In fact, the whole conventional wisdom that managers used to bat a light-hitting "get the ball in play" guy second doesn't hold true either. For each period (again, skipping 1981), let's look at the OPS+ for No. 2 hitters. An OPS+ of 100 means No. 2 hitters across the majors were collectively league average for that year, above 100 means better than average, below 100 means worse than average.
1960-1962: 103, 94, 101
1970-1972: 100, 103, 106
1980-1983: 92, 102, 100
1990-1992: 104, 107, 109
2000-2002: 97, 95, 94
2010-2012: 101, 98, 98
No. 2 hitters today aren't any better than in years past. In fact, their relative production has decreased from 20 years ago. The revolution hasn't really reached this spot in the batting order. In fact, you arguably used to see more outside-the-box thinking in years past. Thanks to the Baseball-Reference Play Index, we can search to see who hit No. 2 in any given year. In 1984, for example, the collective OPS+ of No. 2 hitters was 108. Regular No. 2 hitters (200 or more PAs) that year included Dwight Evans, Ryne Sandberg, Carlton Fisk, Tony Gwynn, Alan Trammell, Dwayne Murphy and Gary Ward. In 1992, when the OPS+ was 109, we had Sandberg, Gwynn, Edgar Martinez, Tim Raines, Terry Pendleton, Lou Whitaker, Rafael Palmeiro, Roberto Alomar and Dean Palmer.
Yes, there were some bad No. 2 guys in those decades. The 1970s featured such light-hitting No. 2 guys as Larry Bowa, Jerry Remy, Denny Doyle, Tim Foli and Jack Brohamer. Bud Harrelson had over 1,000 PAs hitting second in the '70s and hit one home run. The '80s had Sandberg, Gwynn, Evans, Wade Boggs and Robin Yount, but also Rodney Scott, Jose Lind, Rafael Ramirez and Craig Reynolds.
But managers are still doing things like that. Dusty Baker gave Wilson Valdez 101 PAs at the two-hole last year. Buck Showalter kept J.J. Hardy there all season even there he finished with a .281 OBP hitting second. If anything, managers seem to use the No. 2 spot as a revolving door; only eight players received as many as 400 PAs hitting second compared to 16 hitting third. The No. 3 hitter gets his permanent spot in the lineup but anybody can apparently bat second.

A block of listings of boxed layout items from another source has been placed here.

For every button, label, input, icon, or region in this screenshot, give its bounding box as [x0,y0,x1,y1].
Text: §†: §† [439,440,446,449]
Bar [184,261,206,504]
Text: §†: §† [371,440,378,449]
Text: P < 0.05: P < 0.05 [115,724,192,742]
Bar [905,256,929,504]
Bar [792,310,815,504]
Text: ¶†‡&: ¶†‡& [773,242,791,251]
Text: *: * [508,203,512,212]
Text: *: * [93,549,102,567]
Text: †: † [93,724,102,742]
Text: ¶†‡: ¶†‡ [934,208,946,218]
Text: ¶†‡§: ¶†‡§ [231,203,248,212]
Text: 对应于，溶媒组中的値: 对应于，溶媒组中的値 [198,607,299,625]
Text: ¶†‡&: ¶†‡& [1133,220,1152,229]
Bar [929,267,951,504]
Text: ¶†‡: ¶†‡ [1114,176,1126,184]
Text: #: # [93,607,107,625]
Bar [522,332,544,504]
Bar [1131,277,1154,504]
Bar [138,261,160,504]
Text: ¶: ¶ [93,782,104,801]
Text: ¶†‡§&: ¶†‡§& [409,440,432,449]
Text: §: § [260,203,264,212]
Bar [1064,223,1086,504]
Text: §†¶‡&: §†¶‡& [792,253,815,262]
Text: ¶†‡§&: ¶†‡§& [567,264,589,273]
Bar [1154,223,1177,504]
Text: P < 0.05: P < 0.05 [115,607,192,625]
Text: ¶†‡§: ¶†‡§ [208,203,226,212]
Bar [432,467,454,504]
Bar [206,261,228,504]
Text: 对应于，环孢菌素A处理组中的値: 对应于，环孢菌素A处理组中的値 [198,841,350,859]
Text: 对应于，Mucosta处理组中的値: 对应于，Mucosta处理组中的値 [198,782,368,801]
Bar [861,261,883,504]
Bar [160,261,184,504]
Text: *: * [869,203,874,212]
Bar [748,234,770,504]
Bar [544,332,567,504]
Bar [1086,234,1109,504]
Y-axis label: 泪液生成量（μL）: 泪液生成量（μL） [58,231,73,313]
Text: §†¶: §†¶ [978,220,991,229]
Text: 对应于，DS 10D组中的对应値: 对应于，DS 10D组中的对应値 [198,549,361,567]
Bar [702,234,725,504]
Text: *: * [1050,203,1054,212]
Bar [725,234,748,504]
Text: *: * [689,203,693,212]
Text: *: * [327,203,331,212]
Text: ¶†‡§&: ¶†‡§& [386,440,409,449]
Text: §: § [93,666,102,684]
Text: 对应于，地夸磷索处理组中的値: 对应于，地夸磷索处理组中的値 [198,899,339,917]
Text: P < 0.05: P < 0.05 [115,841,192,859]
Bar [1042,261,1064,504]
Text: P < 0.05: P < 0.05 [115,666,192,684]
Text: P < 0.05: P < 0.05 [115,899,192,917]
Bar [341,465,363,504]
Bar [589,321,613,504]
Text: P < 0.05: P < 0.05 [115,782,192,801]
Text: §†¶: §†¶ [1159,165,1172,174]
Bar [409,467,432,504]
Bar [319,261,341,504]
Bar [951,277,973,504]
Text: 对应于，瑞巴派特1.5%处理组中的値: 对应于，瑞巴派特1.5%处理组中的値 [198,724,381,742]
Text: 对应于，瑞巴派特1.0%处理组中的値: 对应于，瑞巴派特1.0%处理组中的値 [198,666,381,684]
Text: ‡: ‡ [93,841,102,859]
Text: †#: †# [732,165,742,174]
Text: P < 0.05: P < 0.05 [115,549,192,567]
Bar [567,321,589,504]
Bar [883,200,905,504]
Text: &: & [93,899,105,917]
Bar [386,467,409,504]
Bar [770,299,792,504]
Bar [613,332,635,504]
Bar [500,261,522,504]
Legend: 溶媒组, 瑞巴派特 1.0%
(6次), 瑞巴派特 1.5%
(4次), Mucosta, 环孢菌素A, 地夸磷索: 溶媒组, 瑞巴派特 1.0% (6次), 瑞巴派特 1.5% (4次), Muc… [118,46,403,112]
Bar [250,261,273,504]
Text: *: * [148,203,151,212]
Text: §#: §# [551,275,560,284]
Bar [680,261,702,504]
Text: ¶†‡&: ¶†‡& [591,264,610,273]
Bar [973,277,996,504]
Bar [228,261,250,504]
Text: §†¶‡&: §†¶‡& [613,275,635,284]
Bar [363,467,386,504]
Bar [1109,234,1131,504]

It shouldn't be that way. The No. 2 spot is more important than that. In fact, Jayson Stark wrote yesterday that Davey Johnson thinks Bryce Harper may end up hitting third, which certainly speaks volumes about Harper, but the Nationals' best lineup would probably have Harper hitting second (and Jayson Werth hitting leadoff instead of Denard Span). But that's nitpicking. Span, Werth and Harper are all good hitters.
It's those managers who hit Wilson Valdez second -- who still think bunting in the first inning is a good idea -- that leaving analysts wondering when the revolution will get down to the field.